Adverse possession isn’t just for law school hypotheticals and bar examinations. It’s a genuine legal claim that often arises in boundary disputes and other real estate litigation matters. Even if the property at stake is small, the consequences of these disputes are not: adverse possession cases are often heavily disputed and contentious among landowners. Properly preparing and trying an adverse possession claim is the key to a successful outcome.

1. Plead Alternative Causes of Action

 When preparing an adverse possession claim, take full advantage of Rule 8 of the Rules of Civil Procedure, allowing alternative pleading. With few exceptions, one should plead a claim of an easement by prescription along with adverse possession. An easement by prescription provides a party with a permanent right to use a portion of property. In contrast, adverse possession grants a party ownership of the disputed property. The principal distinction between these two causes of actions is the element of exclusive use, which is not required for an easement by prescription.
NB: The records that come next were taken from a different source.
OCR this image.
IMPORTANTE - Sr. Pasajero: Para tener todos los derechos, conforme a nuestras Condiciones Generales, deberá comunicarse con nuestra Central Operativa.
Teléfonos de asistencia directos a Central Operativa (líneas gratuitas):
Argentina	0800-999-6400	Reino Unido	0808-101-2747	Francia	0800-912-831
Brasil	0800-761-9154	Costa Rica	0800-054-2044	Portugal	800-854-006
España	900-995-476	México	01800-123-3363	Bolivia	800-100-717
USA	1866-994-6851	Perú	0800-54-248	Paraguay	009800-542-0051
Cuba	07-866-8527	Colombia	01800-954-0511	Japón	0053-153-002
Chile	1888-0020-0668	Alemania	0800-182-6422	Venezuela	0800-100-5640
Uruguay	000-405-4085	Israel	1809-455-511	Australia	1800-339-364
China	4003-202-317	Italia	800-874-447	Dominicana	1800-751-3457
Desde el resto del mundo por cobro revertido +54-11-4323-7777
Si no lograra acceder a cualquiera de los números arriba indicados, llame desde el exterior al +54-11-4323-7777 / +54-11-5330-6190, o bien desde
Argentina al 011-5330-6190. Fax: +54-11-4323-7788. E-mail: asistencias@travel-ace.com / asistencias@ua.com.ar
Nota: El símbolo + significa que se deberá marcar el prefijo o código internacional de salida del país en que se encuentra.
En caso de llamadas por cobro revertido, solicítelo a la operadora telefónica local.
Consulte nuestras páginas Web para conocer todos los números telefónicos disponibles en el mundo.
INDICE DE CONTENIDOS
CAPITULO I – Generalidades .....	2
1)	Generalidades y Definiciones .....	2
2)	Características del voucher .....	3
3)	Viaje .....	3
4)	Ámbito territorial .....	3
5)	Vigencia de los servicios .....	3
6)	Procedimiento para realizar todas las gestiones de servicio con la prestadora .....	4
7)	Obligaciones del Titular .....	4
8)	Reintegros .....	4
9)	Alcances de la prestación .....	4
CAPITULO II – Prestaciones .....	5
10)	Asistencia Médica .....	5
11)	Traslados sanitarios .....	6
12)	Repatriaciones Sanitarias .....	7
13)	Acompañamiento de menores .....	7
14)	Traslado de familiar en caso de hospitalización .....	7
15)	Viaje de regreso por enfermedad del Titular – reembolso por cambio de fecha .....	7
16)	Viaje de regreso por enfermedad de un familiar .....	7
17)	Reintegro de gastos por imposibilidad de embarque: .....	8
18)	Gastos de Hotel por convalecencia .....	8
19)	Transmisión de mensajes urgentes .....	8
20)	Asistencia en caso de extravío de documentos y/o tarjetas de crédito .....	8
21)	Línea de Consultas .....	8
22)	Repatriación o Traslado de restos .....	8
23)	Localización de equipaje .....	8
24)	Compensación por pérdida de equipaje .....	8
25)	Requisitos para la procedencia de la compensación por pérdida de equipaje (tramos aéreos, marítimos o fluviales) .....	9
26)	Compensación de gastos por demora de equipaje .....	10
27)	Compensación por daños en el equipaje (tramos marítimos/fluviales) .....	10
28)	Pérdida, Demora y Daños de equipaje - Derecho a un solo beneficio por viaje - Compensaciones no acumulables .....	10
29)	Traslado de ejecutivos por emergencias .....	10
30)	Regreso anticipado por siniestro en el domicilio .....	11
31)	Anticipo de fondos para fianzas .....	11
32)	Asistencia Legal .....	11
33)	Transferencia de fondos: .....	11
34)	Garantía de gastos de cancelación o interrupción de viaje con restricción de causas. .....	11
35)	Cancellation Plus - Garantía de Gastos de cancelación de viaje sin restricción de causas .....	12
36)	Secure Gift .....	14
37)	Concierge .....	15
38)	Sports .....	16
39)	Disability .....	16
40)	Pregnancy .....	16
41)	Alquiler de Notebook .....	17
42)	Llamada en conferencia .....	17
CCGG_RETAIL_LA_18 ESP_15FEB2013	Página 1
Consider other forms of equitable relief to protect your client’s interests if the court does not find that you met the elements of an adverse possession claim.
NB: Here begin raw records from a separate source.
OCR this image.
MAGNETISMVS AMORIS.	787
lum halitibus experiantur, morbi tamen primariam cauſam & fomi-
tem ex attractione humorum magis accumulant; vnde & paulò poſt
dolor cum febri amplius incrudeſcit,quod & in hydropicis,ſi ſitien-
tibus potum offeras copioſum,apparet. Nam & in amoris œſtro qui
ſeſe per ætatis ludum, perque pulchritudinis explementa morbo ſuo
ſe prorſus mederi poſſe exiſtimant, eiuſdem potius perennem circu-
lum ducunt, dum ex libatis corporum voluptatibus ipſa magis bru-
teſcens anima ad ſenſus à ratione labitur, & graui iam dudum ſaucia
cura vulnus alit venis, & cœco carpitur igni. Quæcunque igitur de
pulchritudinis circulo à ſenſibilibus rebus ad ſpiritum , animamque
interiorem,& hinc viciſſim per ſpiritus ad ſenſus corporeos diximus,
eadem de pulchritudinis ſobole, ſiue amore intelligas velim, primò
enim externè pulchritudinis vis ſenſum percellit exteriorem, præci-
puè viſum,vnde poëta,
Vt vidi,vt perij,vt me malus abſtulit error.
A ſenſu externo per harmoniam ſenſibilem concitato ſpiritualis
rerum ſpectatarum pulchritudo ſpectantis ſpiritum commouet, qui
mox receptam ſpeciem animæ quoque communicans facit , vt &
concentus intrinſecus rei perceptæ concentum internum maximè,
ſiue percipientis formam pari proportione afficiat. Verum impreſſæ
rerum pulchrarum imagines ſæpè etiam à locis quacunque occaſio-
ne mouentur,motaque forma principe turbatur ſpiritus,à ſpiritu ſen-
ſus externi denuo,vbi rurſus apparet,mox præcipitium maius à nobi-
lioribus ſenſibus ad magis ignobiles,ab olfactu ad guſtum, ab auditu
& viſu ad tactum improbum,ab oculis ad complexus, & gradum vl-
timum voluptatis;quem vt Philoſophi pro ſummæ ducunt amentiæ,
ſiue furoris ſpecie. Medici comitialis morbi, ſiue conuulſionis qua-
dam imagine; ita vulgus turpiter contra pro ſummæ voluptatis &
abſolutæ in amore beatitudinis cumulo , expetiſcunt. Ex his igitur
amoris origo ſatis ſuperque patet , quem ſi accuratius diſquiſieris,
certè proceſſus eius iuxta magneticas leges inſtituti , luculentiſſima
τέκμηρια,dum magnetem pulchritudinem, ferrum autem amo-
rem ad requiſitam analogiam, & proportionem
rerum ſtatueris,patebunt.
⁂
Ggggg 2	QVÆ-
2. Be Specific About the Property You Are Seeking

In preparing an adverse possession claim, stating the disputed property in general terms is usually sufficient. Include enough information to put the opposing party on notice about your claim, but providing a metes and bounds property description is unnecessary. However, most courts will probably want a more specific description of the disputed property as part of the final court order or judgment, in the form of a survey or plot plan. A survey or plot plan should be part of the discussion with your client about the costs of one of these cases, and should be ordered promptly. Pay attention to whether a survey or plot plan had previously been prepared for the property. If one had been, it can be cost-effective to engage the same surveyor, who will not need to “recreate the wheel” in preparing a survey or plot plan for the disputed property.
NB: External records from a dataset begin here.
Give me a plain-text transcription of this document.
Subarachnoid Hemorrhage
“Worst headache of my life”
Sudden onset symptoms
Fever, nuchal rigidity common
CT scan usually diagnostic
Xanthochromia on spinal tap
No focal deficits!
3. Get Creative in Researching the Chain of Title for the Disputed Property

Adverse possession often requires the tacking of one’s claim, by showing that prior persons used the disputed property years before, for the purpose of the required time period (anywhere from 10 to 21 years, depending on your state). Finding these prior owners can be a challenge. Land records, social media and online search services are helpful resources in tracking down these persons. Not surprisingly, some of these persons may no longer live in the area, and may not be easily accessible for a trial. If so, consider seeking leave to take their trial testimony by deposition.

4. Bench Trial or Jury?

Depending on your jurisdiction, a jury trial may be an option for an adverse possession claim. If so, weigh the pros and cons of both a jury and bench trial. I have found that many non-lawyers (and even lawyers in different practice areas) do not grasp the concept of an adverse possession claim, and may be reluctant to award ownership of property to a so-called “trespasser.” If your state has a specific court that specializes in real estate (such as Massachusetts’s Land Court), consider the benefits that these specialty courts may provide for these types of disputes.